In December, the Paxton Boys, as they called themselves, attacked a tiny hamlet of peaceful Conestoga Indians. Six were killed outright. Fourteen others, old people, women and children, who had been out selling baskets, brooms and bowls to their white neighbors, were taken captive and lodged at the Lancaster workhouse. Two days after Christmas, the rioters broke into the workhouse, killing all of them with hatchets. Streams of other peaceful Indians poured into Philadelphia for protection.

William Penn’s grandson, John Penn, was now Pennsylvania’s governor. He ordered the arrest of the murderers but did nothing to enforce his order. Made bold by this seeming lack of concern, the Paxton Boys, their ranks swollen by a lawless mob, voted to go to Philadelphia and force the Assembly to turn over the Indian refugees to their untender mercies.

Franklin’s war activities had shown he condemned atrocities against the frontiersmen, but he was outraged that Indians who had kept faith with the white men should have been betrayed. By mid-January he had both written and printed a pamphlet, “Narrative of the Late Massacres in Lancaster County.”

The first part retold the story of Indian relations in Pennsylvania. How members of the Six Nations had first settled in Conestoga, how its messengers had welcomed the English with presents of venison, corn and skins, how the tribe had entered into a treaty of friendship with William Penn, to last “as long as the sun should shine or the waters run in the rivers.”

It was an “enormous wickedness,” he continued, to assassinate these Conestoga Indians for the sins of the “rum-debauched, trader-corrupted vagabonds and thieves on the Susquehanna and Ohio.” It was as illogical as if the Dutch should seek revenge on the English for injuries done by the French, merely because both English and French were white.

To what good, he asked, had Old Shehaes, so ancient he had been present at Penn’s Treaty in 1701, been cut to pieces in his bed? What was to be gained by shooting or killing with a hatchet little boys and girls—and a one-year-old baby? “This is done by no civilized nation in Europe. Do we come to America to learn and practise the manners of barbarians?” The Conestoga Indians would have been safe among the ancient heathen, the Turks, the Saracens, the Moors, the Spanish, the Negroes—anywhere in the world “except in the neighborhood of the Christian white savages.”

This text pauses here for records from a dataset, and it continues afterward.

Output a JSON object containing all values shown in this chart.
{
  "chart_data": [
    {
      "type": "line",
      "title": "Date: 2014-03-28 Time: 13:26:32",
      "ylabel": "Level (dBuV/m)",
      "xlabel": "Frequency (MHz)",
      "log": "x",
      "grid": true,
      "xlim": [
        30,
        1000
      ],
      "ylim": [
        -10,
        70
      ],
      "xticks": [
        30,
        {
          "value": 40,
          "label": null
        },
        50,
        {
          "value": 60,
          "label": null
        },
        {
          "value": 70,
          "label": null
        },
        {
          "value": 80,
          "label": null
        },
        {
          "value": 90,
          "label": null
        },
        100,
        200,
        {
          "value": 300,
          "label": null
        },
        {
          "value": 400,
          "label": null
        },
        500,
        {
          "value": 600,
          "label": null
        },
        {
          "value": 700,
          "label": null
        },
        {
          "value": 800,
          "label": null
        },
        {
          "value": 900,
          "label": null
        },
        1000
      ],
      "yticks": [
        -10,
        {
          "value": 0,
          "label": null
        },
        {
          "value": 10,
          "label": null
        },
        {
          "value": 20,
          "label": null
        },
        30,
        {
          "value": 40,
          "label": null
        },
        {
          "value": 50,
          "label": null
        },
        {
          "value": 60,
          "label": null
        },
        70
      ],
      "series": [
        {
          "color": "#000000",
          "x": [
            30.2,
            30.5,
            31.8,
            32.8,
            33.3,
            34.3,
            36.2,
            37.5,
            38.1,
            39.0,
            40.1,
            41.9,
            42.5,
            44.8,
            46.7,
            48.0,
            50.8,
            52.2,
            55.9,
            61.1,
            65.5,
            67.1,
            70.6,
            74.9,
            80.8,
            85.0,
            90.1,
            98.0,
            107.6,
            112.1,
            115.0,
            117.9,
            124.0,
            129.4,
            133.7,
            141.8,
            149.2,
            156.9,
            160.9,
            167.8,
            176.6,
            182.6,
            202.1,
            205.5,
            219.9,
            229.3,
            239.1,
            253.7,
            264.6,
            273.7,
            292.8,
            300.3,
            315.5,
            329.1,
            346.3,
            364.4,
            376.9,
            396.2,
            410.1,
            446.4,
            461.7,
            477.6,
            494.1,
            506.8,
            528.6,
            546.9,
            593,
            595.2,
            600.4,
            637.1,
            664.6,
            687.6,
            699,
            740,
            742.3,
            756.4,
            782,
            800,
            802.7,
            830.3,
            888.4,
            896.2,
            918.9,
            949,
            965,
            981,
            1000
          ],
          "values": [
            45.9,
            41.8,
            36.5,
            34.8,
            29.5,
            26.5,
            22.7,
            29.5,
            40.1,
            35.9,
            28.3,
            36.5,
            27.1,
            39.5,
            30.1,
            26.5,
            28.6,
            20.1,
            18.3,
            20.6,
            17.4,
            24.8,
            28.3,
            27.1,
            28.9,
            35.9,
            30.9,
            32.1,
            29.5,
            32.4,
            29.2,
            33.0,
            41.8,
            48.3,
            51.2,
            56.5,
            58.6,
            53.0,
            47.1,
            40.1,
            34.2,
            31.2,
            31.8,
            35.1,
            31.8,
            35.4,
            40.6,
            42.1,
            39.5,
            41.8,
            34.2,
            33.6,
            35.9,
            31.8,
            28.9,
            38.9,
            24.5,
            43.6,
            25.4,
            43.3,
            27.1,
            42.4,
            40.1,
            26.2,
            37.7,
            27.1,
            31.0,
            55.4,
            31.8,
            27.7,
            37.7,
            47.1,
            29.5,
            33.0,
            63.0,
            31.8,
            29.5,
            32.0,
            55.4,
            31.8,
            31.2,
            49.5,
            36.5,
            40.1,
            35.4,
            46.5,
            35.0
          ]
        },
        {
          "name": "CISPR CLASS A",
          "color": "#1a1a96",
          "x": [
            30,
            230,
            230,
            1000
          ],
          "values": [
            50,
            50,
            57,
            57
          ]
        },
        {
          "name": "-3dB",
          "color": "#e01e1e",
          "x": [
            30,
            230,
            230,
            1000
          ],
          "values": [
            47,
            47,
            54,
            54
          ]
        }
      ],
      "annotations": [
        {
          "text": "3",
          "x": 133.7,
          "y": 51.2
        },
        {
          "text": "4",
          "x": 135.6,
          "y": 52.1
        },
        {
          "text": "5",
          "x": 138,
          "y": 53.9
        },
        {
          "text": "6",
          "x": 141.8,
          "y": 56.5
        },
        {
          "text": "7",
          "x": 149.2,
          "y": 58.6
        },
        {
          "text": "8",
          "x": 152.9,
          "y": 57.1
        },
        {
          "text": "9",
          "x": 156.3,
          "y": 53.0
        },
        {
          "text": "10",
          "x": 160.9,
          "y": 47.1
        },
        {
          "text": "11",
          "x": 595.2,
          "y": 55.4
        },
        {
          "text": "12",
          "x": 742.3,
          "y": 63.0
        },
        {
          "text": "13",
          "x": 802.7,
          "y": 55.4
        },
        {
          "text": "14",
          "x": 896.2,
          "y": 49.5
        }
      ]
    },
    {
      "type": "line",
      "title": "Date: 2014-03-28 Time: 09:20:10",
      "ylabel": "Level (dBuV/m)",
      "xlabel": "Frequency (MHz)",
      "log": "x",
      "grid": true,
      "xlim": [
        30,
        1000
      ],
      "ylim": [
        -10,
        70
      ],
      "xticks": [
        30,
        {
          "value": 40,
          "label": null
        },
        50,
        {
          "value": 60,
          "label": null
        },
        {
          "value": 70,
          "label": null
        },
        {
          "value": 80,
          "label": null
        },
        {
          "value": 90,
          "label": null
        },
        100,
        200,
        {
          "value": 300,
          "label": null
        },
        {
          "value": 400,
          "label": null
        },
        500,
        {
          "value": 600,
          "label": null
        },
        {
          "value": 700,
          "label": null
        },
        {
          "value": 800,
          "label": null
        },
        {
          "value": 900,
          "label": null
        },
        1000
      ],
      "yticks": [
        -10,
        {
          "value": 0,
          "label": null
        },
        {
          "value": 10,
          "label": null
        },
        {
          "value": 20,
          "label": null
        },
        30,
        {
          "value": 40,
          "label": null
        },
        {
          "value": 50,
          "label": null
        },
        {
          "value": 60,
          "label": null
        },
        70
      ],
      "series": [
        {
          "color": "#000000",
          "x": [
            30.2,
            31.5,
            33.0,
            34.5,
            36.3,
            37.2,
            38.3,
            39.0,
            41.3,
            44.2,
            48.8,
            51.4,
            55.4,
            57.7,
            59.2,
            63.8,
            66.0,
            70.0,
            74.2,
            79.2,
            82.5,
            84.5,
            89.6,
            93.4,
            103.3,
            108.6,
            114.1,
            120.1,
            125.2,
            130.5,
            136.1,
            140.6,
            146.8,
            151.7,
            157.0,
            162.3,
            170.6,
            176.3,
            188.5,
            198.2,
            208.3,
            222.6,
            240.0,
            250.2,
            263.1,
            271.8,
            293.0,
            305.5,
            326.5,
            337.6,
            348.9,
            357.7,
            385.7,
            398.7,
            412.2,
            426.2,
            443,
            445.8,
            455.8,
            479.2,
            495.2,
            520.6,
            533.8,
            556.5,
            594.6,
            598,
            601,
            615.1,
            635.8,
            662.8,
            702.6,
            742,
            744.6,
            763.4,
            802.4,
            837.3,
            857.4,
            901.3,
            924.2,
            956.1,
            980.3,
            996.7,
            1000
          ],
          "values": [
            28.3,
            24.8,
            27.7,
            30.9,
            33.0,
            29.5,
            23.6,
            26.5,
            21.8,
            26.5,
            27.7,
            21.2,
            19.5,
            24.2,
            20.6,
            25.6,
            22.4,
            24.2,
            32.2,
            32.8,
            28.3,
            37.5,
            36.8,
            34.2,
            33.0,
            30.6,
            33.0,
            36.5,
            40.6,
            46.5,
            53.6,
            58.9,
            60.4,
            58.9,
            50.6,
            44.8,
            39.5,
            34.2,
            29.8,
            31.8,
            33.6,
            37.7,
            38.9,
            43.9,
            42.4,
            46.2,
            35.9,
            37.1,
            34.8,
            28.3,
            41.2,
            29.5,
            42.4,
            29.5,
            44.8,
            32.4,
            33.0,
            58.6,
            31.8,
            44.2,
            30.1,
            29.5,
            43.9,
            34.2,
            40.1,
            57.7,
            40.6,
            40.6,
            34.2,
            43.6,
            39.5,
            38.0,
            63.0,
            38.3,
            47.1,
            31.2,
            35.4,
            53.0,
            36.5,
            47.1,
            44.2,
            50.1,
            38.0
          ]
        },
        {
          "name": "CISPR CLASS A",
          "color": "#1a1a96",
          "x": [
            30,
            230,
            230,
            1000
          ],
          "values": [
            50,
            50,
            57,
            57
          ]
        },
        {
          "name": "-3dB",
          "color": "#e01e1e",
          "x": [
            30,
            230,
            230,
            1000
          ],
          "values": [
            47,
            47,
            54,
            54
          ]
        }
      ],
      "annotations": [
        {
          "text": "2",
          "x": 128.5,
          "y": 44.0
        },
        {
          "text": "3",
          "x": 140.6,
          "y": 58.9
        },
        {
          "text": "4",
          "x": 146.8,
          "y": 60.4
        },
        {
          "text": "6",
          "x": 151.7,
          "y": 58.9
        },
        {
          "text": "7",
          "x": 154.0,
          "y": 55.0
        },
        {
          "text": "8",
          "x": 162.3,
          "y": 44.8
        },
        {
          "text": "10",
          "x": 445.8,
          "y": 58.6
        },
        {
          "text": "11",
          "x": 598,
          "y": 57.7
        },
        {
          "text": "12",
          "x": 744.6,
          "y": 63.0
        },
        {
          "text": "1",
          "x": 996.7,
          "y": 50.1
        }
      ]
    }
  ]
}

Christian white savages! That was a phrase to make people wince. Those who shared the prejudices of the Paxton Boys were highly indignant. But the Quakers agreed with him, and the pamphlet convinced a surprising number of others that it was their duty to defend their city and protect the Indians who had sought refuge with them.

Panic spread as the Paxton rioters, armed and in an ugly mood, approached Philadelphia. In the emergency Governor John Penn turned to Franklin to reorganize his militia. Almost overnight a thousand citizens rallied to arms, among them Junto members and firemen. On February 8, word came that the mob was at the city limits. The governor, with his councilors, rushed to Franklin at midnight, seeking advice. His house became their temporary headquarters.

The ford over the Schuylkill River was guarded. The Paxton group bypassed it, turned north, crossed the river at another ford, and came noisily into Germantown some ten miles from Philadelphia.